Mesmo a partir da implantação do registro eletrônico a cautela na análise dos documentos pertinentes às negociações imobiliárias continuará fundamental.

– Sendo ultimada ou não a implantação em nível nacional das certidões eletrônicas, o corretor de imóveis deverá continuar sendo diligente e prudente, nos termos do art. 723 do Código Civil, da Lei nº 6.530/78, do Decreto nº 81.871/78 e do Código de Ética Profissional (Resolução-COFECI nº 326/92), entre outras legislações. Ele deverá fazer o que diz a lei e ir além dela, para proteger os clientes e a si mesmo, principalmente com relação à aplicação cega da lei colcha de retalhos que quer esconder os problemas contra o vendedor e sobre o imóvel “debaixo do tapete” e que poderá institucionalizar o calote nas dívidas civis sem garantia real. A referida Lei é a de nº 13.097, publicada no dia 20/1/15, que trata, entre outros assuntos, do princípio da concentração dos atos na matrícula, embora o seu enunciado não tenha trazido uma palavra sequer sobre tão relevante instituto. A Lei nº 13.097/15 pensa que dois anos são suficientes para efetivar complexas mudanças jurídicas, administrativas e operacionais, que o Brasil é a Noruega, que registro de imóvel é DETRAN, que imóvel é carro e que a certidão de ônus reais é a “rainha da cocada preta” – explica o especialista em Direito Imobiliário, Paulo Roberto Xavier, que complementa sobre a referida Lei 13.097/15:

– Veio para legalizar a ilegalidade praticada há décadas pelos bancos, agentes financeiros e por cartórios de vários estados, qual seja, a exclusão da obrigatoriedade da apresentação das certidões de feitos ajuizados na assinatura dos contratos imobiliários (art 59). O profissional diligente e prudente não permitirá tal prática enquanto não houver pacífico entendimento no STJ – Superior Tribunal de Justiça sobre a exclusão mencionada trazida pela Lei. O credenciado que não é leigo, mas sim profissional, considerará que, pela referida Lei, as certidões de feitos ajuizados passaram de obrigatórias a facultativas, mas elas continuarão a ser imprescindíveis para a análise de risco dos negócios imobiliários.

É importante destacar que enquanto em alguns Estados o sistema de registro eletrônico está em operação em outros ainda está processo de desenvolvimento. Esta última situação ocorre no Rio de Janeiro.

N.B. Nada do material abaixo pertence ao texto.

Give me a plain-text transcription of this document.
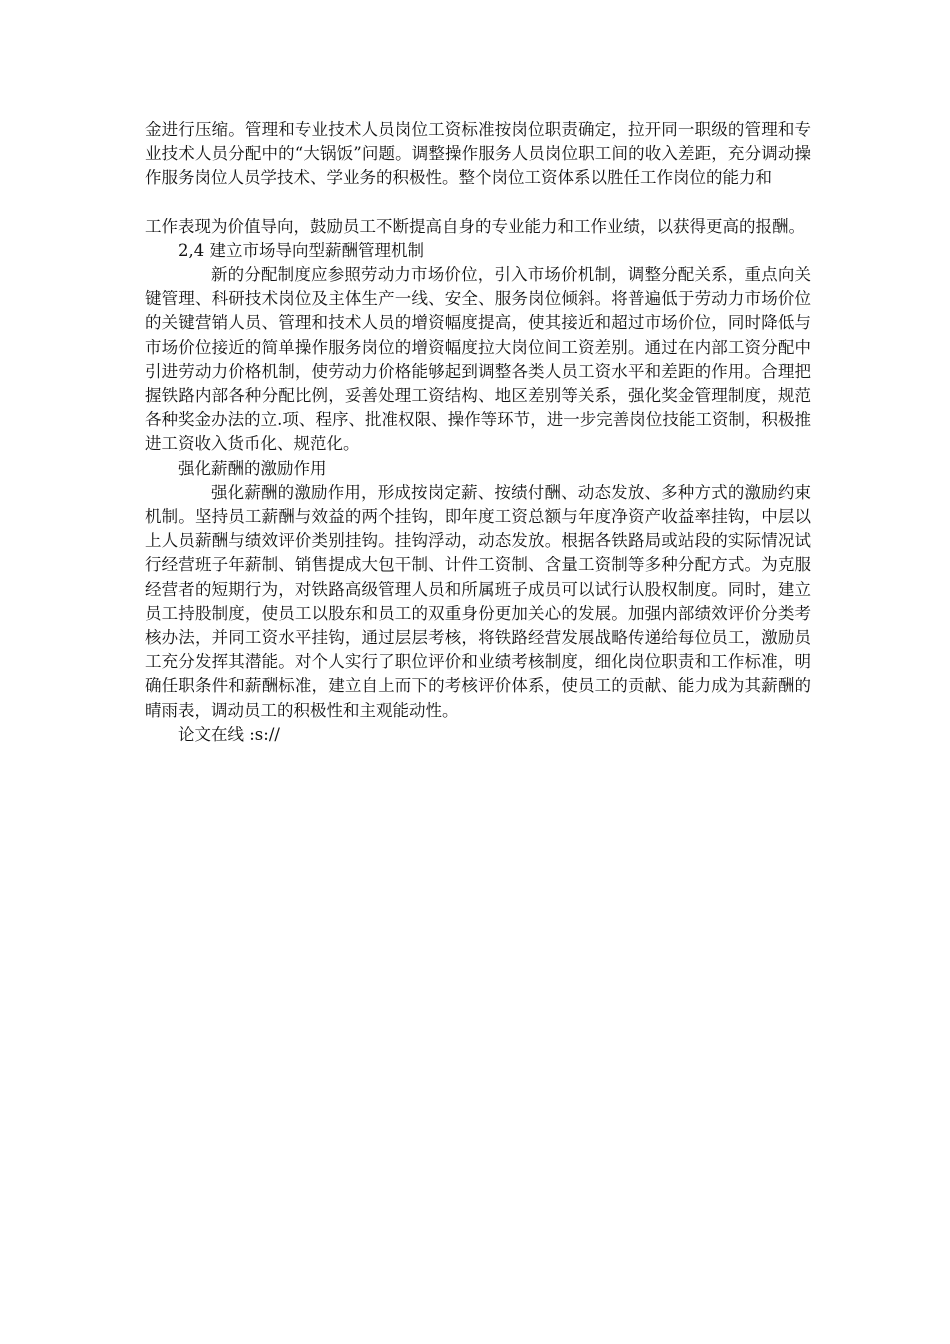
金进行压缩。管理和专业技术人员岗位工资标准按岗位职责确定，拉开同一职级的管理和专业技术人员分配中的“大锅饭”问题。调整操作服务人员岗位职工间的收入差距，充分调动操作服务岗位人员学技术、学业务的积极性。整个岗位工资体系以胜任工作岗位的能力和

工作表现为价值导向，鼓励员工不断提高自身的专业能力和工作业绩，以获得更高的报酬。

2,4 建立市场导向型薪酬管理机制

新的分配制度应参照劳动力市场价位，引入市场价机制，调整分配关系，重点向关键管理、科研技术岗位及主体生产一线、安全、服务岗位倾斜。将普遍低于劳动力市场价位的关键营销人员、管理和技术人员的增资幅度提高，使其接近和超过市场价位，同时降低与市场价位接近的简单操作服务岗位的增资幅度拉大岗位间工资差别。通过在内部工资分配中引进劳动力价格机制，使劳动力价格能够起到调整各类人员工资水平和差距的作用。合理把握铁路内部各种分配比例，妥善处理工资结构、地区差别等关系，强化奖金管理制度，规范各种奖金办法的立.项、程序、批准权限、操作等环节，进一步完善岗位技能工资制，积极推进工资收入货币化、规范化。

强化薪酬的激励作用

强化薪酬的激励作用，形成按岗定薪、按绩付酬、动态发放、多种方式的激励约束机制。坚持员工薪酬与效益的两个挂钩，即年度工资总额与年度净资产收益率挂钩，中层以上人员薪酬与绩效评价类别挂钩。挂钩浮动，动态发放。根据各铁路局或站段的实际情况试行经营班子年薪制、销售提成大包干制、计件工资制、含量工资制等多种分配方式。为克服经营者的短期行为，对铁路高级管理人员和所属班子成员可以试行认股权制度。同时，建立员工持股制度，使员工以股东和员工的双重身份更加关心的发展。加强内部绩效评价分类考核办法，并同工资水平挂钩，通过层层考核，将铁路经营发展战略传递给每位员工，激励员工充分发挥其潜能。对个人实行了职位评价和业绩考核制度，细化岗位职责和工作标准，明确任职条件和薪酬标准，建立自上而下的考核评价体系，使员工的贡献、能力成为其薪酬的晴雨表，调动员工的积极性和主观能动性。

论文在线 :s://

– Falando especificamente dos Registros de Imóveis do município do Rio de Janeiro, os registros e averbações ainda não são eletrônicos. Ou seja, eles continuam sendo feitos pelo sistema tradicional e não creio que tal situação mude a curto e a médio prazo pela complexidade de tal implantação. Lamentavelmente, tal qual ocorreu com o processo judicial eletrônico, a carroça foi colocada na frente dos bois. Em nível nacional, a dimensão continental do país, as múltiplas peculiaridades regionais, o acesso ineficaz à internet, a diversificada arrecadação dos cartórios, os quais vão de extremamente lucrativos à deficitários, a dificuldade na obtenção de material humano e tecnológico compatível com as necessidades e a quebra de paradigmas seculares, principalmente o cultural, entre outros fatores contribuem para a não implantação do Registro Eletrônico – finaliza Paulo Roberto Xavier.